Some financial situations may necessitate the need for a financial counselor or coach. Often in these relationships, the counselor or coach provides encouragement and support for behavioral changes that are aimed at optimizing your best financial behaviors. These experts specialize in budgeting, debt management, and credit counseling. They are predominantly engaged in helping clients change negative financial situations and behaviors. The focus is a shorter engagement with the intent to focus on specific financial goals.

Finally, a new area of financial help is financial therapy. These qualified experts consider your financial, physiological, and systemic impediments to financial well-being. They consider your beliefs, behaviors, and relationship dynamics with the intent to help clients become independent, if possible.

Differences in the type of Financial Advice

In terms of regulation, most professionals who refer to themselves as “financial advisors” or “financial planners” are subject to oversight by entities such as the Securities and Exchange Commission (SEC), Financial Industry Regulatory Authority (FINRA), and/or state authorities. Depending on state regulation, most financial counselors, coaches, and therapists are unregulated as long as they are not selling products or giving investment advice.

Financial planners (sometimes called financial advisors) have a variety of regulations, primarily dealing with either product sales and/or investment advice. (For this article, we are not including a discussion of legal or tax advice, but often these experts work with a financial planner for legal documents and sometimes best tax practices). Green plant growing out of a glass cup filled with coins

The first way a financial planner can be registered is as a Registered Investment Advisor (or RIA). These planners, as the name implies, give investment advice and have a fiduciary obligation to their clients. A fiduciary standard means they must always act in their clients’ best interest or they could be sued for improper advice. Typically, investment advisers earn their income by managing a client’s investment assets and base it off a percentage of those assets (typically 1% per year for Assets Under Management or AUM).

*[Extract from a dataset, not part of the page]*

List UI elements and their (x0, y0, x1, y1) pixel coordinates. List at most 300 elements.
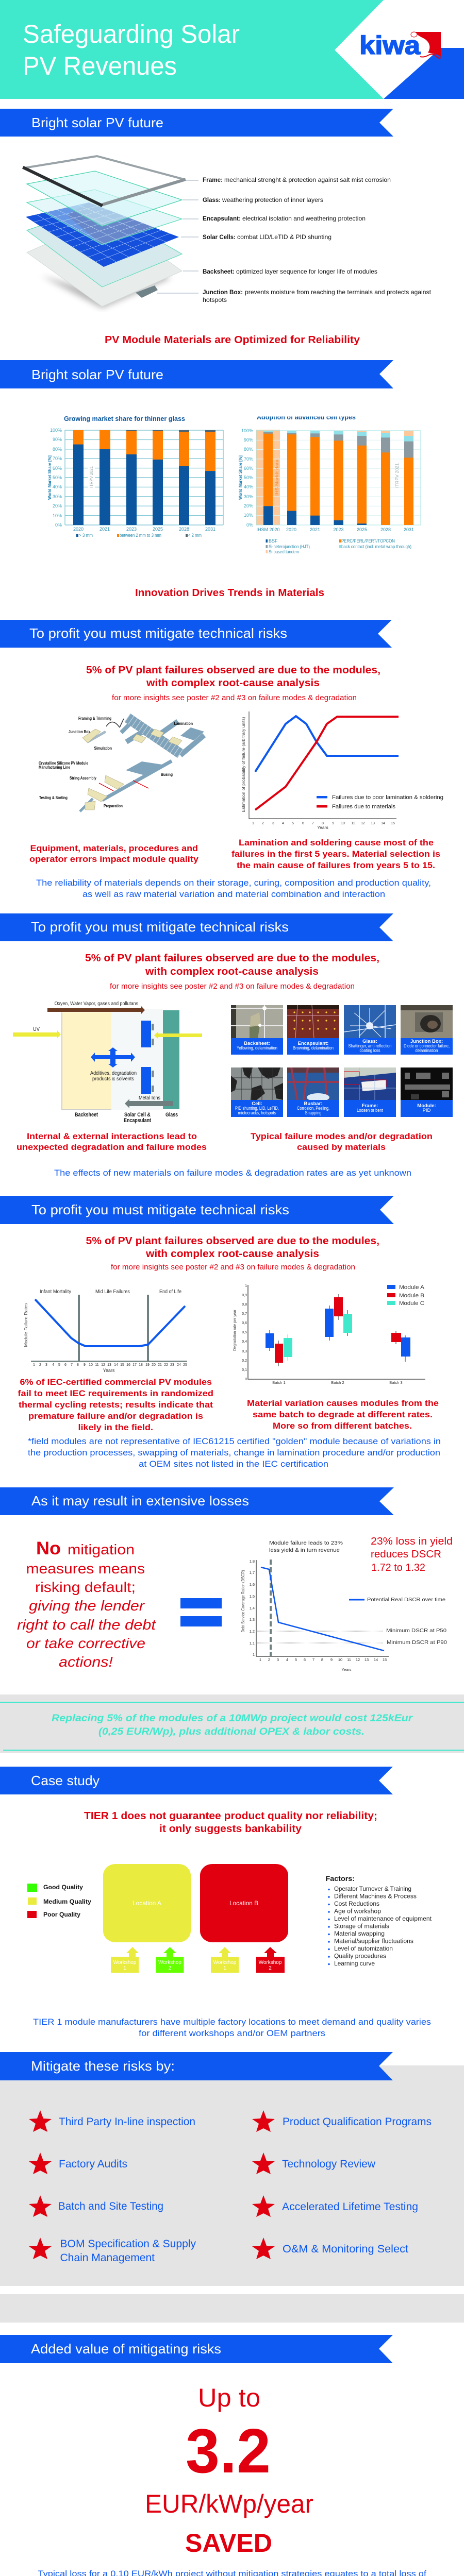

Another common way for a financial advisor to be registered is as a broker-dealer, where the broker (or agent) executes orders on behalf of his/her clients. Most often, a broker-dealer sells products to customers either via a wirehouse (a firm that sells their own products) or as an independent agent (where the agent can sell a variety of products from outside sources). A broker-dealer’s pay primarily depends on the product/service they sell the client.

A defining difference between a broker-dealer and an RIA is the suitability standard that broker-dealers follow versus the fiduciary standard that RIAs must follow. A suitability standard means that the broker-dealer financial professional has a duty to take steps to ensure that the investment or product is suitable for a client. This means that they should work to ensure that this investment/product fits your financial needs and situation, but they are not obligated to the fiduciary standard to always act in their clients’ best interest. It is often difficult to prove in court that a broker-dealer sold an unsuitable product under the suitability standard.

Questions to Ask Financial Advisors

Now after understanding the differences between financial professionals, it is vitally important that you ask the right questions to best understand the type of advice you are receiving, the compensation method the advisor is receiving, and the relationship that is expected between you and the advisor. We’ve put together a list of questions to ask any financial planner, counselor, coach, or therapist before ever signing an engagement letter or otherwise paying for advice (see our Resources page for the list of questions). We also encourage you to interview several financial professionals before deciding who is best for your given situation.

Where to go to get Qualified Help

Right now, during the pandemic, there are several opportunities to engage with financial professionals on a one-time basis at no cost to you. These opportunities may help get your burning questions answered, but also provide you with the opportunity to get to know and understand the various types of financial professionals who give advice. Here are some current opportunities:

Regardless of which financial planner you ultimately decide to use, we hope this list gives you an understanding of the various financial professionals in the field as well as good questions to ask. The most important thing you can do during this difficult time is to reach out and get qualified and competent help. Now is a great time to reach out and get help. We hope you are on your way to being a little more financially prepared for the future.